Daily Duh

Sean Penn: “Invite Zelenskiy to the Academy Awards or I’ll SMELT MY OSCARS!”

Earth to Jamie Lee Cur­tis: Real­ly?

Sean Penn, bless his heart, is putting his mon­ey where his mouth is: He’s been in Poland and Ukraine work­ing on a doc­u­men­tary about the plight of refugees, as opposed to singing Imag­ine or wear­ing a snazzy blue rib­bon.

You know how when­ev­er a shoot­ing inci­dent hits the news, lib­er­als sneer and say “F**k your thoughts and prayers! Go DO some­thing”? I’m wait­ing for some­one on the left to tell celebri­ties “F**k your blue rib­bons and lousy singing! Go DO some­thing!”

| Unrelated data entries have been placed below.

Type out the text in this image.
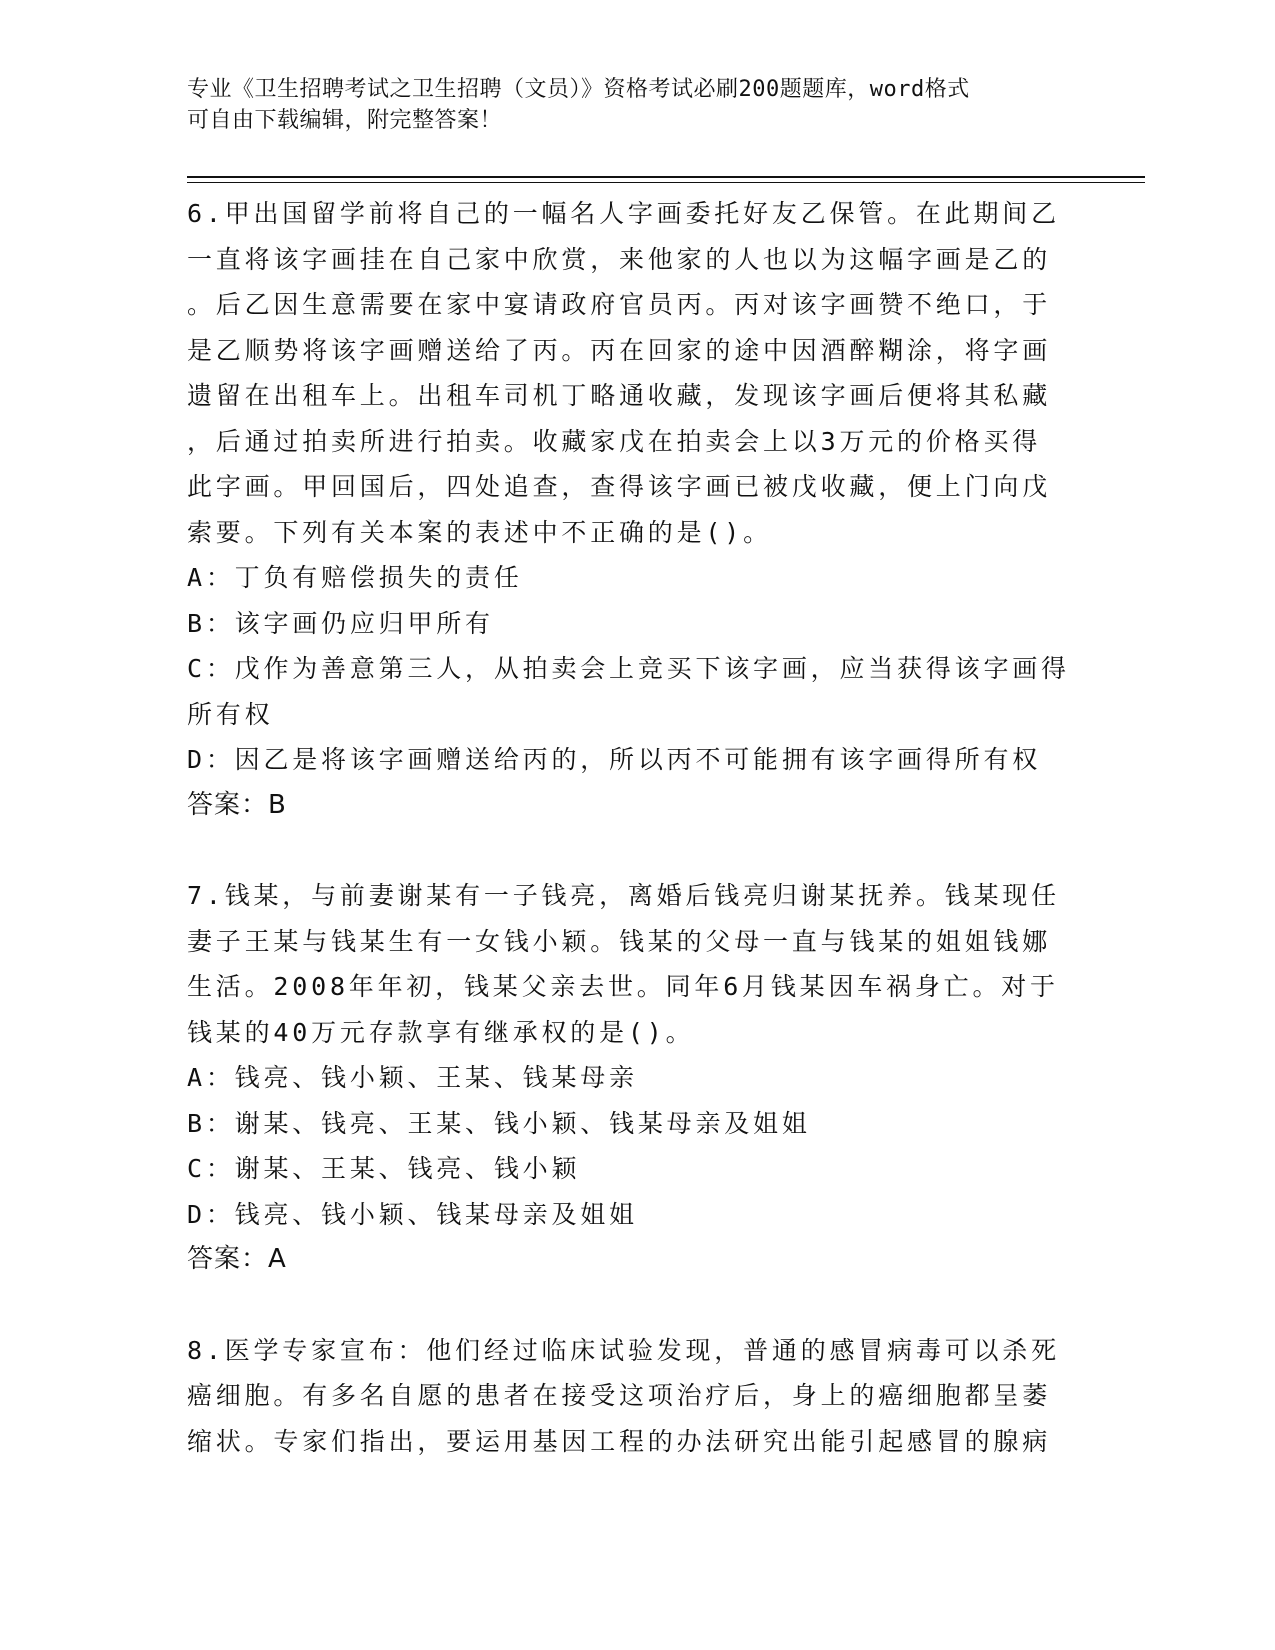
专业《卫生招聘考试之卫生招聘（文员）》资格考试必刷200题题库，word格式
可自由下载编辑，附完整答案！
6.甲出国留学前将自己的一幅名人字画委托好友乙保管。在此期间乙
一直将该字画挂在自己家中欣赏，来他家的人也以为这幅字画是乙的
。后乙因生意需要在家中宴请政府官员丙。丙对该字画赞不绝口，于
是乙顺势将该字画赠送给了丙。丙在回家的途中因酒醉糊涂，将字画
遗留在出租车上。出租车司机丁略通收藏，发现该字画后便将其私藏
，后通过拍卖所进行拍卖。收藏家戊在拍卖会上以3万元的价格买得
此字画。甲回国后，四处追查，查得该字画已被戊收藏，便上门向戊
索要。下列有关本案的表述中不正确的是()。
A：丁负有赔偿损失的责任
B：该字画仍应归甲所有
C：戊作为善意第三人，从拍卖会上竞买下该字画，应当获得该字画得
所有权
D：因乙是将该字画赠送给丙的，所以丙不可能拥有该字画得所有权
答案：B
7.钱某，与前妻谢某有一子钱亮，离婚后钱亮归谢某抚养。钱某现任
妻子王某与钱某生有一女钱小颖。钱某的父母一直与钱某的姐姐钱娜
生活。2008年年初，钱某父亲去世。同年6月钱某因车祸身亡。对于
钱某的40万元存款享有继承权的是()。
A：钱亮、钱小颖、王某、钱某母亲
B：谢某、钱亮、王某、钱小颖、钱某母亲及姐姐
C：谢某、王某、钱亮、钱小颖
D：钱亮、钱小颖、钱某母亲及姐姐
答案：A
8.医学专家宣布：他们经过临床试验发现，普通的感冒病毒可以杀死
癌细胞。有多名自愿的患者在接受这项治疗后，身上的癌细胞都呈萎
缩状。专家们指出，要运用基因工程的办法研究出能引起感冒的腺病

So kudos to Penn, to an extent: Like most oth­er folks in Hol­ly­wood, he rad­i­cal­ly over­es­ti­mates his own impor­tance.

Which is why, when he did an inter­view and chal­lenged Hol­ly­wood to go DO some­thing, he tossed in a threat: Invite Ukraine Pres­i­dent Volodymyr Zelen­skiy, via video, to speak at the Oscars, or Penn will smelt his Oscar stat­uettes.

Not sure why he thinks this is a threat–is Rus­sia going to sur­ren­der if Penn melts his Oscars?

If Penn wants to do some­thing dra­mat­ic and help, why not melt his Oscars and sell the gold?

Bet­ter yet, since there isn’t much gold in an Oscar, maybe Penn would raise a lot more mon­ey if he auc­tioned off his Oscars to the high­est bid­ders and donat­ed the pro­ceeds.

Penn admit­ted he did­n’t know if Zelen­skiy would accept an invi­ta­tion to appear, but if Hol­ly­wood did­n’t at least try to invite him, it would be “the most obscene moment in all of Hol­ly­wood his­to­ry.”

Tall order.

Any­way, Zelen­skiy did­n’t get invit­ed. Your move, Sean.